VICTORIA – While current mountain pine beetle management in B.C. is reasonably effective, a change in approach in heavily infested areas could potentially produce better results and should be explored by government agencies, the Forest Practices Board reported today.

The board’s special report, entitled Evaluating Mountain Pine Beetle Management in British Columbia, is the first study of B.C.’s mountain pine beetle crisis to compare the effectiveness of previously completed on-the-ground beetle control harvesting, in a specific forest district, against alternative beetle management strategies. The report used an innovative computer simulation model to examine potential beetle management scenarios between 1996 and 2003 in the Nadina forest district, located in the Burns Lake area.

The report evaluates various beetle management scenarios against three criteria: maintaining environmental values defined by government, such as soil and streamside protection and biodiversity: effectiveness in reducing the amount of beetle-killed timber and the beetle populations themselves; and maximizing the volume of salvageable timber in beetle-infested areas.

Under the current mountain pine beetle management approach known as “leading edge,” the focus is to aggressively harvest recently infested “green” trees in order to mitigate timber losses and to reduce the rate of beetle spread.

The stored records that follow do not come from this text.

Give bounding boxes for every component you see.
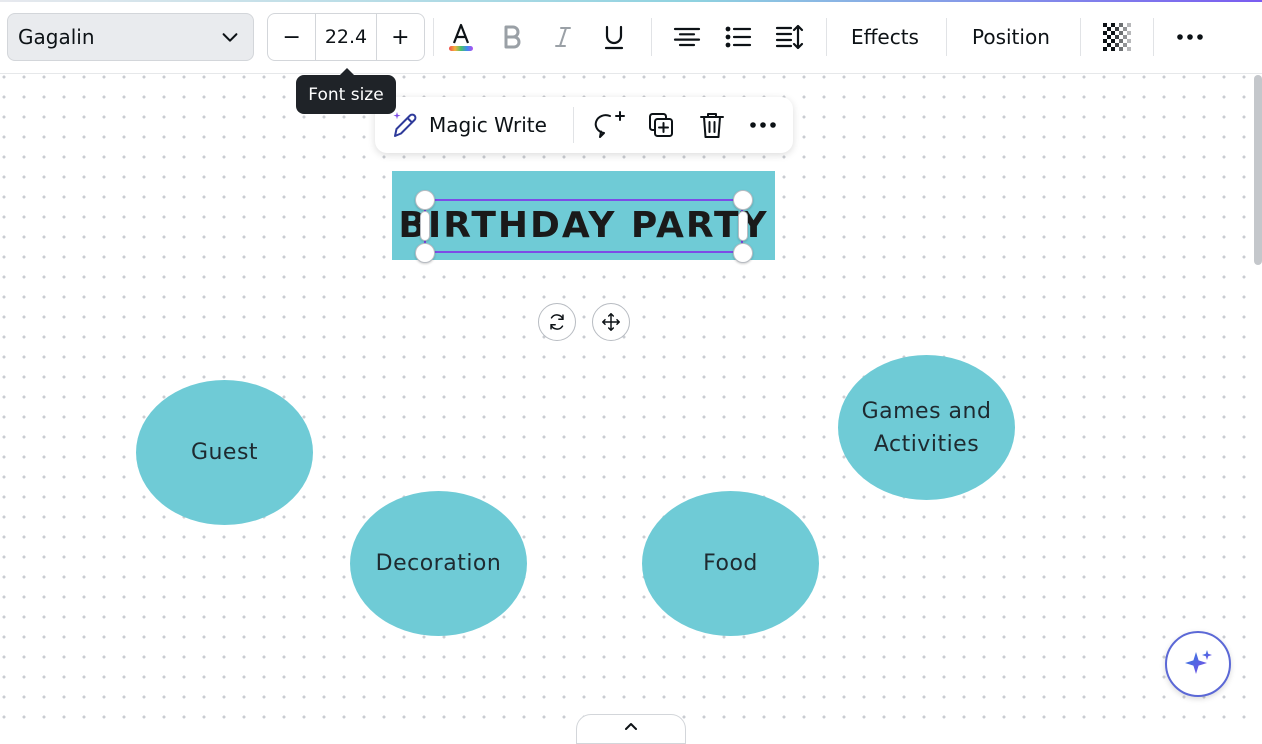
add-comment-icon bbox=[594, 111, 625, 138]
bold-button[interactable] bbox=[492, 14, 532, 60]
bubble-label: Decoration bbox=[375, 551, 502, 576]
text-toolbar: Gagalin − 22.4 + Effects Position bbox=[0, 0, 1262, 74]
magic-assistant-button[interactable] bbox=[1165, 631, 1231, 697]
toolbar-divider bbox=[1080, 18, 1081, 56]
text-color-button[interactable] bbox=[441, 14, 481, 60]
toolbar-divider bbox=[433, 18, 434, 56]
bubble-guest[interactable]: Guest bbox=[136, 380, 313, 525]
delete-button[interactable] bbox=[696, 97, 728, 153]
show-pages-tab[interactable] bbox=[576, 714, 686, 744]
move-icon bbox=[602, 313, 620, 331]
font-size-tooltip: Font size bbox=[296, 68, 396, 114]
font-family-value: Gagalin bbox=[18, 25, 95, 49]
position-button[interactable]: Position bbox=[972, 14, 1050, 60]
text-color-icon bbox=[449, 23, 473, 51]
transparency-button[interactable] bbox=[1097, 14, 1137, 60]
resize-handle-top-right[interactable] bbox=[733, 190, 753, 210]
line-spacing-icon bbox=[775, 24, 804, 50]
underline-button[interactable] bbox=[594, 14, 634, 60]
toolbar-divider bbox=[946, 18, 947, 56]
bubble-decoration[interactable]: Decoration bbox=[350, 491, 527, 636]
toolbar-divider bbox=[826, 18, 827, 56]
italic-icon bbox=[555, 27, 571, 47]
toolbar-divider bbox=[1153, 18, 1154, 56]
toolbar-more-button[interactable] bbox=[1170, 14, 1210, 60]
resize-handle-right[interactable] bbox=[738, 211, 748, 241]
bubble-label: Guest bbox=[190, 440, 259, 465]
spacing-button[interactable] bbox=[770, 14, 810, 60]
toolbar-divider bbox=[651, 18, 652, 56]
rotate-icon bbox=[550, 314, 564, 330]
font-size-stepper: − 22.4 + bbox=[267, 13, 425, 61]
top-accent-line bbox=[0, 0, 1262, 2]
more-icon bbox=[1177, 34, 1203, 40]
delete-icon bbox=[700, 113, 724, 138]
align-center-icon bbox=[673, 27, 701, 47]
resize-handle-left[interactable] bbox=[420, 211, 430, 241]
italic-button[interactable] bbox=[543, 14, 583, 60]
text-align-button[interactable] bbox=[667, 14, 707, 60]
bubble-label: Food bbox=[703, 551, 758, 576]
bold-icon bbox=[504, 25, 521, 49]
selection-outline bbox=[424, 199, 743, 253]
bullet-list-icon bbox=[725, 26, 752, 48]
sparkle-icon bbox=[1185, 650, 1212, 674]
font-family-select[interactable]: Gagalin bbox=[7, 13, 254, 61]
chevron-up-icon bbox=[625, 723, 637, 730]
context-divider bbox=[573, 107, 574, 143]
bubble-label-line: Activities bbox=[873, 431, 980, 457]
effects-button[interactable]: Effects bbox=[851, 14, 919, 60]
resize-handle-bottom-left[interactable] bbox=[415, 243, 435, 263]
transparency-icon bbox=[1103, 23, 1131, 51]
context-more-button[interactable] bbox=[747, 97, 779, 153]
bubble-label: Games and Activities bbox=[862, 395, 992, 461]
magic-write-icon bbox=[393, 112, 417, 137]
move-button[interactable] bbox=[592, 303, 630, 341]
vertical-scrollbar[interactable] bbox=[1254, 75, 1262, 265]
underline-icon bbox=[604, 25, 624, 50]
duplicate-icon bbox=[649, 113, 673, 137]
resize-handle-top-left[interactable] bbox=[415, 190, 435, 210]
magic-write-button[interactable]: Magic Write bbox=[389, 97, 547, 153]
rotate-button[interactable] bbox=[538, 303, 576, 341]
element-context-toolbar: Magic Write bbox=[375, 97, 793, 153]
list-button[interactable] bbox=[718, 14, 758, 60]
increase-font-size-button[interactable]: + bbox=[377, 14, 424, 60]
resize-handle-bottom-right[interactable] bbox=[733, 243, 753, 263]
more-icon bbox=[750, 122, 776, 128]
add-comment-button[interactable] bbox=[594, 97, 626, 153]
font-size-input[interactable]: 22.4 bbox=[315, 14, 377, 60]
bubble-label-line: Games and bbox=[861, 398, 992, 424]
duplicate-button[interactable] bbox=[645, 97, 677, 153]
decrease-font-size-button[interactable]: − bbox=[268, 14, 315, 60]
magic-write-label: Magic Write bbox=[429, 113, 547, 137]
bubble-games-activities[interactable]: Games and Activities bbox=[838, 355, 1015, 500]
chevron-down-icon bbox=[222, 33, 238, 42]
bubble-food[interactable]: Food bbox=[642, 491, 819, 636]
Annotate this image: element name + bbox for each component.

The report notes that the current approach to mountain pine beetle management is effective at recovering timber values and meeting environmental goals, however, it has not significantly slowed the spread or intensity of the infestation.

The simulation model found that, in areas where the rate of beetle infestation has reached epidemic levels, a “trailing edge” strategy focused on “red” trees initially attacked 1-3 years ago, would be more effective in reducing beetle populations and maximizing the recovery of economically salvageable timber.

“This report confirms the recent research that supports the use of trailing edge beetle management strategies under epidemic conditions, and also has the potential of reducing costs and increasing revenues to the Crown,” said Board chair Bruce Fraser. “We encourage the Ministry of Forests to conduct further work to see if this approach might be a useful complement to the current leading edge strategy, which we believe is still the best approach to address lower levels of beetle infestation.”

A board compliance audit is also included in the report. The audit found the licensees operating in the beetle-infested Hallett landscape unit within the Vanderhoof forest district to be in compliance, in all significant respects, with the Forest Practice Code’s requirements as they relate to mountain pine beetle management, for activities between September 1, 2002, and September 26, 2003.

“The scope and rapid progression of the mountain pine beetle outbreak are unprecedented, and it will have a significant impact on the forest industry and resource communities for decades to come,” said Fraser. “New research, and practical experience managing beetle infestations on the ground, can make conventional strategies obsolete very quickly. Board reports and field work on mountain pine beetle issues will continue to evolve to reflect the latest scientific findings.”

The Forest Practices Board is an independent public watchdog that reports to the public about compliance with the Forest Practices Code and the achievement of its intent. The board’s mandate has been retained under the new Forest and Range Practices Act (FRPA). The board’s main roles under FRPA are:

  • Auditing forest practices of government and licence holders on public lands.
  • Auditing government enforcement of FRPA.
  • Investigating public complaints.
  • Undertaking special investigations of forestry issues.
  • Participating in administrative appeals.
  • Providing reports on board activities, findings and recommendations.